Billy Bragg

Tooth & Nail

BY Carly LewisPublished Mar 15, 2013

7
When a fan on Twitter called Billy Bragg "the sherpa of heartbreak," the controversial-cum-contemplative songwriter took note and wrote a record steeped in matters of the heart. Tooth & Nail marks Bragg's 13th album — his first in five years — and is at times so unhurried one might suspect it was recorded at a meditation retreat (in fact it was finished in five days at producer Joe Henry's house). But the slowed-down, sorrowful songs on Tooth & Nail are no sign of softening. Bragg's viscous Essex accent was long ago swapped for a smoother, American-sounding singing voice, and while his style on Tooth & Nail doesn't revisit any old mannerisms, it is an album made of dejection. Lyrically, album opener "January Song" resigns itself to, rather than resists, issues of corporate greed, and grandmotherly metaphors like "if you go chasing rainbows you're bound to end up getting wet" crop up often enough to make the sensitivity profound.

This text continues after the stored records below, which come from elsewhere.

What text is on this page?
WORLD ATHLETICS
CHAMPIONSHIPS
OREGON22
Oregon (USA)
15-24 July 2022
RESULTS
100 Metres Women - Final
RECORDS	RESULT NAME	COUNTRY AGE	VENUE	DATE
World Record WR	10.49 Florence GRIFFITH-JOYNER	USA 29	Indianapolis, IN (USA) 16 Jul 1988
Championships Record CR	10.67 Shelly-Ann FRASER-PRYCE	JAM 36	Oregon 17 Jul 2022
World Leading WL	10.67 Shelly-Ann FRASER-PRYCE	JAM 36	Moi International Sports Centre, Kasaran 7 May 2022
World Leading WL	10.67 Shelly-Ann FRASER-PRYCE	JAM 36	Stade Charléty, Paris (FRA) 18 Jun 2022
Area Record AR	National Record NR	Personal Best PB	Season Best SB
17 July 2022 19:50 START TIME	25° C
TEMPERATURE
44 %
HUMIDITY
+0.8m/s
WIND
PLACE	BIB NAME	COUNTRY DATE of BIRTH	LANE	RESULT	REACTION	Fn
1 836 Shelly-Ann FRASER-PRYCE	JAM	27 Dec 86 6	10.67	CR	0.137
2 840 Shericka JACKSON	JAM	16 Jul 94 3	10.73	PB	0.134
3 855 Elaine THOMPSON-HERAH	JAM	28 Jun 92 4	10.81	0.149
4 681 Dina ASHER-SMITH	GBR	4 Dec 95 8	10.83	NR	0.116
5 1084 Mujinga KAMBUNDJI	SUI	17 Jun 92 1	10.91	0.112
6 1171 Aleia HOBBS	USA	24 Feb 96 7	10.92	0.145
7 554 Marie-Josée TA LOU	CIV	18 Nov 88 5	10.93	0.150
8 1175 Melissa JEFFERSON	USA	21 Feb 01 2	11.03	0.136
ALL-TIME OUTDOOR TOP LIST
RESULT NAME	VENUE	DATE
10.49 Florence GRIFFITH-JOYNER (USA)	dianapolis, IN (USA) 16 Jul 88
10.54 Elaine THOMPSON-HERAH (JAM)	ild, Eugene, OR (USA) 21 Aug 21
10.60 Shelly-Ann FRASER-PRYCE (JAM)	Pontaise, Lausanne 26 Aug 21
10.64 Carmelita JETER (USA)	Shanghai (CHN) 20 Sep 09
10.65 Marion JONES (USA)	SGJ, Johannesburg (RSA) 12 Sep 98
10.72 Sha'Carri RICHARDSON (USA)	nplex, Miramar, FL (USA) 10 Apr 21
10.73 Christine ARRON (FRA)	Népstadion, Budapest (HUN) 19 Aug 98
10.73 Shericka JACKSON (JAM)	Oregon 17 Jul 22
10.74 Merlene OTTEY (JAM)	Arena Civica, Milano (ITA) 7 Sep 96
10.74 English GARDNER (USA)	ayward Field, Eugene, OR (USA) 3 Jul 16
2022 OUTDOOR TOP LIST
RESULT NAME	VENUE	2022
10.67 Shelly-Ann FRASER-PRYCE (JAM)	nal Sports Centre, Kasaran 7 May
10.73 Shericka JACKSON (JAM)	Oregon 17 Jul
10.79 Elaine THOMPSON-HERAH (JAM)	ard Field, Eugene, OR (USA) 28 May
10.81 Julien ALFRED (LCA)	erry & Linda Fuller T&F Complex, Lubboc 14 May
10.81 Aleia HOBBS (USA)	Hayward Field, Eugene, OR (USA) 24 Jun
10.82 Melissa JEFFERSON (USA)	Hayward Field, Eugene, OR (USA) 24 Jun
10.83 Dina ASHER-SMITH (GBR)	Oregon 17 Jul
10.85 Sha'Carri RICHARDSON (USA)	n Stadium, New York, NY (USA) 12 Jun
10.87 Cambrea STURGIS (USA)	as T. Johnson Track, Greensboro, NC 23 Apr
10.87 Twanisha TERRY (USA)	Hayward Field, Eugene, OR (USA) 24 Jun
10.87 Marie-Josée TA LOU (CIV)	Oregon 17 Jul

Those who've come to rely on Billy Bragg for anthems of activism will instead hear disillusioned lullabies, and more thoughtful listening is required to excavate the animosity. Tooth & Nail is mellow, but not un-edgy. A requisite cover of Woody Guthrie's "I Ain't Got No Home" makes a charming cameo, and album closer "Tomorrow's Going To Be a Better Day," sung "to the misanthropic misbegotten merchants of gloom," obeys Bragg's legacy of fighting for good.